In this talk, I will present several infectious disease models my group has developed since the beginning of the COVID-19 pandemic, using both classical differential equations as well as individual-based network models. All presented models incorporate certain aspects of human behavior (e.g., rates of mask wearing or vaccine uptake that depend on age, education, etc.) and social processes (e.g., homophily in social interaction patterns). A particular focus will be on heterogeneous mixing patterns. People with similar characteristics are more likely to interact, a phenomenon called assortative mixing or homophily. Empirical age-stratified social contact matrices have been derived by extensive survey work. We lack however similar empirical studies that provide social contact matrices for a population stratified by attributes beyond age, such as gender, sexual orientation, or ethnicity. Accounting for heterogeneities with respect to these attributes can have a profound effect on infectious disease model dynamics. I will present a new method, which uses linear algebra and non-linear optimization, to expand a given contact matrix to populations stratified by binary attributes with a known level of homophily and a known population-wide prevalence. As an example, I will show how accounting for ethnic homophily in the United States can give rise to interesting and non-trivial trade-offs that should be taken into consideration when developing prioritization strategies for future mass vaccine rollouts.
Keywords: homophily, heterogeneous mixing, SIR-model, mathematical epidemiology, network models
References:
1) McCombs, A., & Kadelka, C. (2020). A model-based evaluation of the efficacy of COVID-19 social distancing, testing and hospital triage policies. PLoS Computational Biology, 16(10), e1008388.

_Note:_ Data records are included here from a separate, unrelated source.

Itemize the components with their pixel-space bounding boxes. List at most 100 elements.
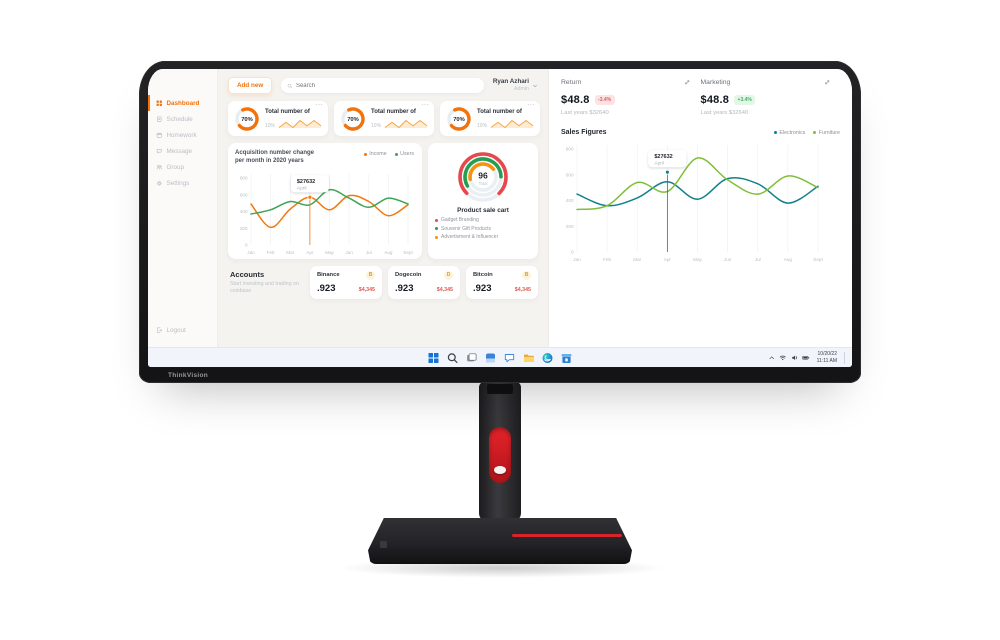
chevron-up-icon[interactable] [768,354,776,362]
more-options-icon[interactable]: ⋯ [315,100,324,109]
stat-card[interactable]: ⋯ 70% Total number of 10% [440,100,541,136]
windows-taskbar: 10/20/22 11:11 AM [148,347,852,367]
marketing-metric: Marketing $48.8 +3.4% Last years $32640 [701,79,841,116]
svg-text:400: 400 [240,209,248,214]
lenovo-badge [380,541,387,548]
sidebar-item-label: Homework [166,131,197,139]
coin-amount: $4,345 [514,286,531,293]
legend-label: Income [369,151,387,157]
search-input[interactable] [295,82,478,89]
edge-button[interactable] [542,352,554,364]
tray-icons [768,354,810,362]
stat-card-title: Total number of [477,109,522,115]
thinkvision-logo: ThinkVision [168,371,209,379]
legend-dot [813,131,817,134]
speaker-icon[interactable] [791,354,799,362]
svg-text:0: 0 [245,242,248,247]
svg-text:Sept: Sept [403,250,413,255]
acquisition-legend: Income Users [363,151,414,157]
legend-item: Income [363,151,387,157]
stand-red-cable-slot [489,427,511,483]
user-menu[interactable]: Ryan Azhari Admin [493,78,538,92]
file-explorer-button[interactable] [523,352,535,364]
sales-legend: Electronics Furniture [773,130,840,136]
sidebar-item[interactable]: Schedule [148,111,217,127]
more-options-icon[interactable]: ⋯ [527,100,536,109]
stat-card[interactable]: ⋯ 70% Total number of 10% [228,100,329,136]
svg-text:$27632: $27632 [297,179,315,185]
sparkline-chart [278,120,322,128]
svg-text:April: April [297,185,307,191]
svg-text:Sept: Sept [813,257,823,262]
right-panel: Return $48.8 -3.4% Last years $32640 [548,69,852,347]
sidebar-item-logout[interactable]: Logout [148,322,217,338]
coin-card[interactable]: Bitcoin B .923 $4,345 [466,265,538,299]
legend-label: Souvenir Gift Products [441,225,492,232]
store-button[interactable] [561,352,573,364]
svg-text:Jul: Jul [366,250,372,255]
monitor-base [368,518,632,564]
coin-card[interactable]: Dogecoin D .923 $4,345 [388,265,460,299]
sidebar-item-label: Settings [166,179,190,187]
task-view-button[interactable] [466,352,478,364]
svg-text:May: May [325,250,334,255]
accounts-title: Accounts [230,269,265,279]
stat-card[interactable]: ⋯ 70% Total number of 10% [334,100,435,136]
marketing-change-badge: +3.4% [734,95,756,105]
svg-text:Jan: Jan [247,250,255,255]
sidebar-item[interactable]: Dashboard [148,95,217,111]
acquisition-chart-card: Acquisition number change per month in 2… [228,143,422,259]
svg-text:200: 200 [240,226,248,231]
svg-text:Jul: Jul [755,257,761,262]
stand-cable-hole [494,466,506,474]
sidebar-item[interactable]: Message [148,143,217,159]
coin-amount: $4,345 [358,286,375,293]
expand-icon[interactable] [824,79,831,86]
start-button[interactable] [428,352,440,364]
sales-title: Sales Figures [561,129,607,136]
search-bar[interactable] [281,78,484,93]
legend-item: Advertisment & Influencer [435,234,531,240]
sidebar: Dashboard Schedule Homework Message [148,69,218,347]
legend-label: Gadget Branding [441,217,479,223]
sidebar-item[interactable]: Group [148,159,217,175]
expand-icon[interactable] [684,79,691,86]
sidebar-nav: Dashboard Schedule Homework Message [148,95,217,191]
marketing-title: Marketing [700,79,731,86]
sidebar-item[interactable]: Homework [148,127,217,143]
svg-text:Mar: Mar [633,257,641,262]
svg-text:Aug: Aug [384,250,393,255]
chat-teams-button[interactable] [504,352,516,364]
widgets-button[interactable] [485,352,497,364]
svg-text:Jan: Jan [573,257,581,262]
search-button[interactable] [447,352,459,364]
product-sale-card: 96 Total Product sale cart Gadget Brandi… [428,143,538,259]
taskbar-date: 10/20/22 [817,350,837,357]
show-desktop-button[interactable] [844,351,847,364]
coin-value: .923 [473,282,492,294]
stat-card-subvalue: 10% [477,123,488,129]
stat-card-subvalue: 10% [265,123,276,129]
wifi-icon[interactable] [779,354,787,362]
logout-icon [156,327,163,334]
svg-text:70%: 70% [347,117,359,123]
chevron-down-icon[interactable] [532,83,538,89]
svg-text:800: 800 [240,175,248,180]
add-new-button[interactable]: Add new [228,77,273,94]
sidebar-item[interactable]: Settings [148,175,217,191]
monitor-stand-hinge [487,384,513,394]
sales-header: Sales Figures Electronics Furniture [561,129,840,136]
legend-dot [435,235,438,239]
product-sale-legend: Gadget Branding Souvenir Gift Products A… [435,217,531,240]
battery-icon[interactable] [802,354,810,362]
legend-dot [773,131,777,134]
coin-card[interactable]: Binance B .923 $4,345 [310,265,382,299]
users-icon [156,164,163,171]
svg-text:Feb: Feb [603,257,611,262]
monitor-bottom-bezel: ThinkVision [148,367,852,383]
more-options-icon[interactable]: ⋯ [421,100,430,109]
taskbar-clock[interactable]: 10/20/22 11:11 AM [817,351,837,365]
coin-name: Binance [317,272,340,279]
product-sale-title: Product sale cart [457,207,509,214]
coin-value: .923 [317,282,336,294]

2) Islam, M. R., Oraby, T., McCombs, A., Chowdhury, M. M., Al-Mamun, M., Tyshenko, M. G., & Kadelka, C. (2021). Evaluation of the United States COVID-19 vaccine allocation strategy. PloS one, 16(11), e0259700.
3) Kadelka, C., & McCombs, A. (2021). Effect of homophily and correlation of beliefs on COVID-19 and general infectious disease outbreaks. PloS one, 16(12), e0260973.
4) Kadelka, C., Islam, M. R., McCombs, A., Alston, J., & Morton, N. (2022). Ethnic homophily affects vaccine prioritization strategies. Journal of Theoretical Biology, 555, 111295.
5) Kadelka, C. (2023). Projecting social contact matrices to populations stratified by binary attributes with known homophily. Mathematical Biosciences and Engineering, 20(2), 3282-3300.